In recent years, a growing ecosystem of tools and libraries has emerged to support the application of machine learning and AI in chemistry. Beyond AlphaFold, chemists now use platforms like DeepChem, an open-source library tailored for cheminformatics and molecular machine learning, and Chemprop, which enables molecular property prediction using message passing neural networks. Tools like ASE (Atomic Simulation Environment) and SchNetPack integrate ML with quantum chemistry workflows, allowing simulations and model training on molecular structures and reactions. Libraries such as RDKit are widely used for molecular representation, descriptor calculation, and structure manipulation. These tools empower chemists to automate analysis, accelerate discovery, and build predictive models that bridge traditional chemistry with modern data science.

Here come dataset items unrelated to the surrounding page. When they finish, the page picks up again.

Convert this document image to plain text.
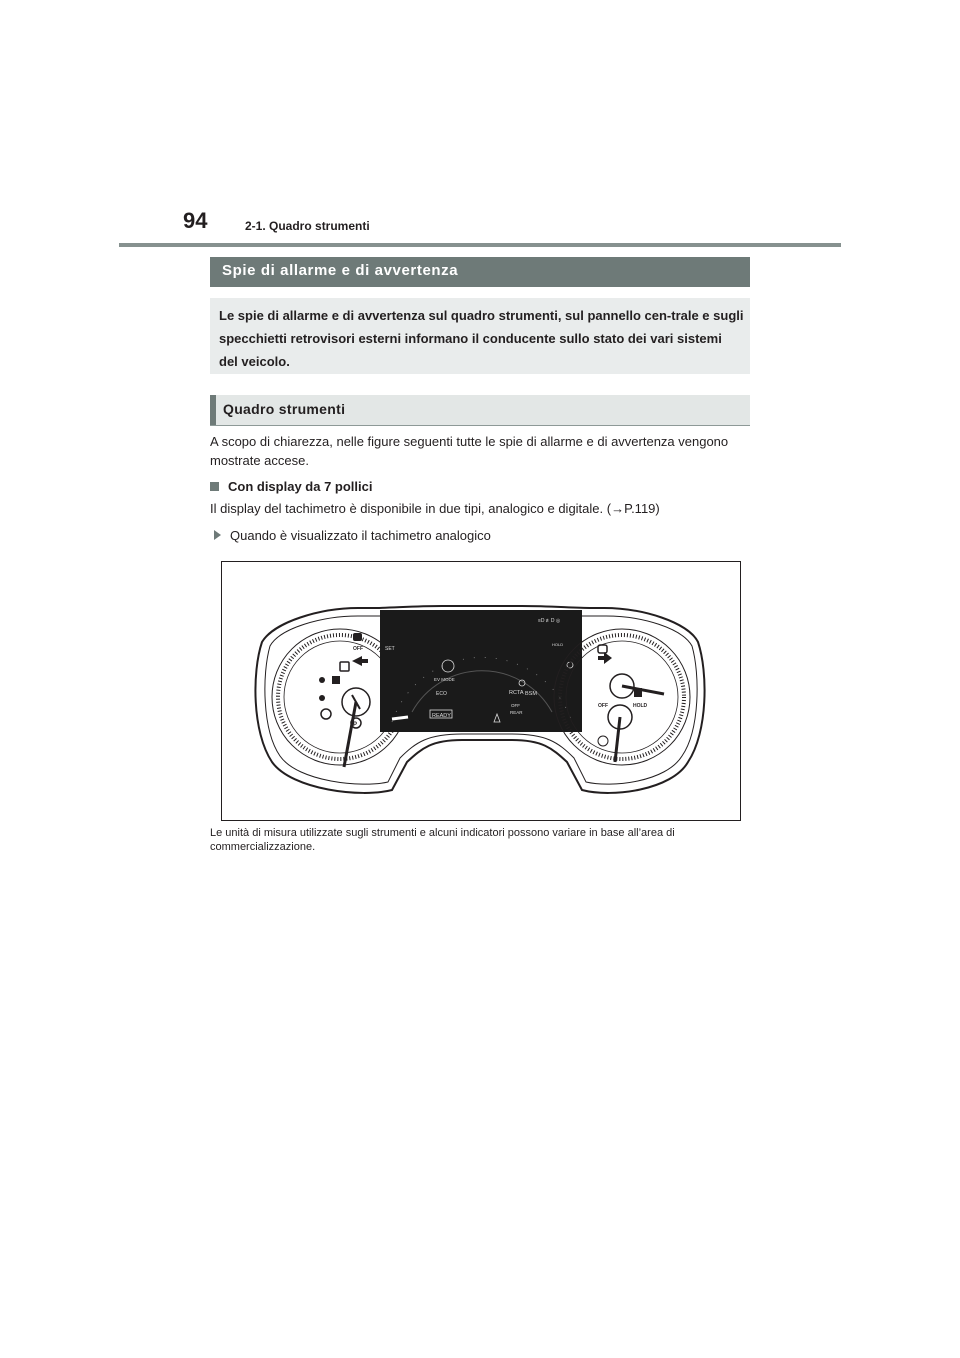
94	2-1. Quadro strumenti
Spie di allarme e di avvertenza

Le spie di allarme e di avvertenza sul quadro strumenti, sul pannello cen-trale e sugli specchietti retrovisori esterni informano il conducente sullo stato dei vari sistemi del veicolo.

Quadro strumenti
A scopo di chiarezza, nelle figure seguenti tutte le spie di allarme e di avvertenza vengono mostrate accese.
Con display da 7 pollici
Il display del tachimetro è disponibile in due tipi, analogico e digitale. (→P.119)
Quando è visualizzato il tachimetro analogico
OFF
P
SET
EV MODE
ECO
READY
RCTA BSM
OFF
REAR
HOLD
≡D ≢D ◎
HOLD
OFF
Le unità di misura utilizzate sugli strumenti e alcuni indicatori possono variare in base all’area di commercializzazione.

Just this year, Google Researchers introduced AI Co-Scientist, a multi-agent system built with Gemini 2.0 as a virtual scientific collaborator to help scientists generate novel hypotheses and research proposals. Unlike single-output AI tools that just summarize papers or answer questions, this system mimics how scientists actually work: generating ideas, debating them, refining them, and proposing experiments—iteratively and autonomously.

Closing Reflection

Machine learning is not a replacement for science—it is an evolution of it, built on the foundations of statistics, logic, computation, and empirical discovery. From early symbolic systems and expert rules to today’s large-scale neural networks and generative models, the development of AI reflects a gradual shift toward data-driven reasoning. In scientific fields like chemistry, physics, and biology, ML is becoming a powerful collaborator by accelerating discovery, modeling complex systems, and uncovering patterns that traditional methods struggle to detect. As tools continue to evolve, the synergy between machine learning and science will not diminish the role of human inquiry. Rather, it will enhance it, enabling researchers to ask deeper questions and explore previously unreachable frontiers.